A hot-air balloon is rising upward with a constant speed of 4.00 m/s. When the balloon is 4.77 m above the ground, the balloonist accidentally drops a compass over the side of the balloon. How much time elapses before the compass hits the ground?
distancefalling=vi*t-4.9t^2
solve for t. distance falling is given, initial velocity is given.
To find the time it takes for the compass to hit the ground, we can use the equation of motion:
s = ut + (1/2)at^2
Where:
s = distance (height above the ground) = 4.77 m
u = initial velocity = 0 m/s (since the compass is dropped)
a = acceleration = 9.8 m/s^2 (due to gravity)
t = time
Since the balloon is rising upward with a constant speed of 4.00 m/s, the velocity of the compass is the same as the balloon, i.e., 4.00 m/s in the upward direction.

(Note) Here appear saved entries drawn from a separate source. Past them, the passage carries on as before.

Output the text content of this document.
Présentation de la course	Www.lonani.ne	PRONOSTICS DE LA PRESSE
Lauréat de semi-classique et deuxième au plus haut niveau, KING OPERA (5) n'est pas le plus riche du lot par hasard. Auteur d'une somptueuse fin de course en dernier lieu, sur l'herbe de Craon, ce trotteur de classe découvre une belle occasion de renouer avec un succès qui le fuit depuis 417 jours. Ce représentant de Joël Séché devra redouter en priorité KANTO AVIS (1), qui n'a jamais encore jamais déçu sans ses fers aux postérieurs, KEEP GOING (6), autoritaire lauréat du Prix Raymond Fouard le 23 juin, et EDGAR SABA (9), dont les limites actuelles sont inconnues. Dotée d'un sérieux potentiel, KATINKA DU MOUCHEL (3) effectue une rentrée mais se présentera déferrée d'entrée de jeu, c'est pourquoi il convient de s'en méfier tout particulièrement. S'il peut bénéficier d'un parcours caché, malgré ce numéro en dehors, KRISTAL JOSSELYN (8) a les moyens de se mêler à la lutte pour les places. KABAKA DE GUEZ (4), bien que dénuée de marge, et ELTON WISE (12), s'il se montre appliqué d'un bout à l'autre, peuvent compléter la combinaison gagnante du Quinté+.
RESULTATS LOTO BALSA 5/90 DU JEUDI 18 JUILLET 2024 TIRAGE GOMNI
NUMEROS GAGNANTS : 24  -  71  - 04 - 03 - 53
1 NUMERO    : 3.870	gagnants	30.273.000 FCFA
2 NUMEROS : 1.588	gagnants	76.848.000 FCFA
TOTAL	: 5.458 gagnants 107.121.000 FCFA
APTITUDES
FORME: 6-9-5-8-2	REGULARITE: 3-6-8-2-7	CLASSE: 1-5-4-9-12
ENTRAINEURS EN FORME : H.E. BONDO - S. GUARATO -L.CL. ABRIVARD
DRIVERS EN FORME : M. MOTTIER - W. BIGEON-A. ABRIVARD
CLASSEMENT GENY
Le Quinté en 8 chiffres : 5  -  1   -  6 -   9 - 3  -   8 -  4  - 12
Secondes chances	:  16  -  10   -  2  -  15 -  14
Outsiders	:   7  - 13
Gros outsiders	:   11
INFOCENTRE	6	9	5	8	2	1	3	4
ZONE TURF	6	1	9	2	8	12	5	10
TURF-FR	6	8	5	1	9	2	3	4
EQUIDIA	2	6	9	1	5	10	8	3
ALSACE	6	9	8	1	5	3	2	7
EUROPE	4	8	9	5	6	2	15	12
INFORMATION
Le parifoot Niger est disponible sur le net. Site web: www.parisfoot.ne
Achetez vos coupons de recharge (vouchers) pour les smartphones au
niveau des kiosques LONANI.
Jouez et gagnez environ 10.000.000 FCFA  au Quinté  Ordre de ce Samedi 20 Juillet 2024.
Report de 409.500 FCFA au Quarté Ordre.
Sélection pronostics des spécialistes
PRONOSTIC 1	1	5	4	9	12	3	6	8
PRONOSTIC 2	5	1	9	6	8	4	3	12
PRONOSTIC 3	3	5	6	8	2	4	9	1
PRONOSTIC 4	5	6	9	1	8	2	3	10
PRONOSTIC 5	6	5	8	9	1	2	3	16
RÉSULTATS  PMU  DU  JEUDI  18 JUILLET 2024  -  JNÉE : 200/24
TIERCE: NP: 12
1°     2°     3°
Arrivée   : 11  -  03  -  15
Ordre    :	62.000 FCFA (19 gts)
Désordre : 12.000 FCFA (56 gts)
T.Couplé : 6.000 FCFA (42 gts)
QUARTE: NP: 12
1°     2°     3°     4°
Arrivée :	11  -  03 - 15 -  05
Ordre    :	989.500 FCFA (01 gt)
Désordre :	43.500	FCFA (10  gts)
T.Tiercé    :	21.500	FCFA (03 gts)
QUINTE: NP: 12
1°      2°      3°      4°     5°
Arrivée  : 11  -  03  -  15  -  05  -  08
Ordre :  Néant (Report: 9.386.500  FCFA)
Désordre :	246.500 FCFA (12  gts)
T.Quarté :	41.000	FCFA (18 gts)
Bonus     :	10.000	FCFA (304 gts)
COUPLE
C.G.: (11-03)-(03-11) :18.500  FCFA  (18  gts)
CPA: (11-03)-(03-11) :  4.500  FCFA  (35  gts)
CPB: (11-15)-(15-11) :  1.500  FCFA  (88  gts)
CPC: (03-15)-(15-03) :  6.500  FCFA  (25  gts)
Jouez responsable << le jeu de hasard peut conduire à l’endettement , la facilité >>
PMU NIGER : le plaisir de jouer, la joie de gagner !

Using the equation of motion, we can rewrite it as:
s = ut + (1/2)at^2
4.77 = (4)(t) + (1/2)(-9.8)(t^2)
Simplifying the equation:
4.77 = 4t - 4.9t^2
Rearranging the equation to form a quadratic equation:
4.9t^2 - 4t + 4.77 = 0
Now we can solve the quadratic equation:
Using the quadratic formula:
t = (-b ± √(b^2 - 4ac)) / (2a)
For this equation:
a = 4.9
b = -4
c = 4.77
t = (-(-4) ± √((-4)^2 - 4(4.9)(4.77))) / (2(4.9))
Calculating the values within the square root:
((-4)^2 - 4(4.9)(4.77))
= (16 - 94.96)
= -78.96
Since the value within the square root is negative, the equation does not have a real solution. This means that the compass will not hit the ground.
Therefore, there is no time elapsed before the compass hits the ground because it doesn't hit the ground in this scenario.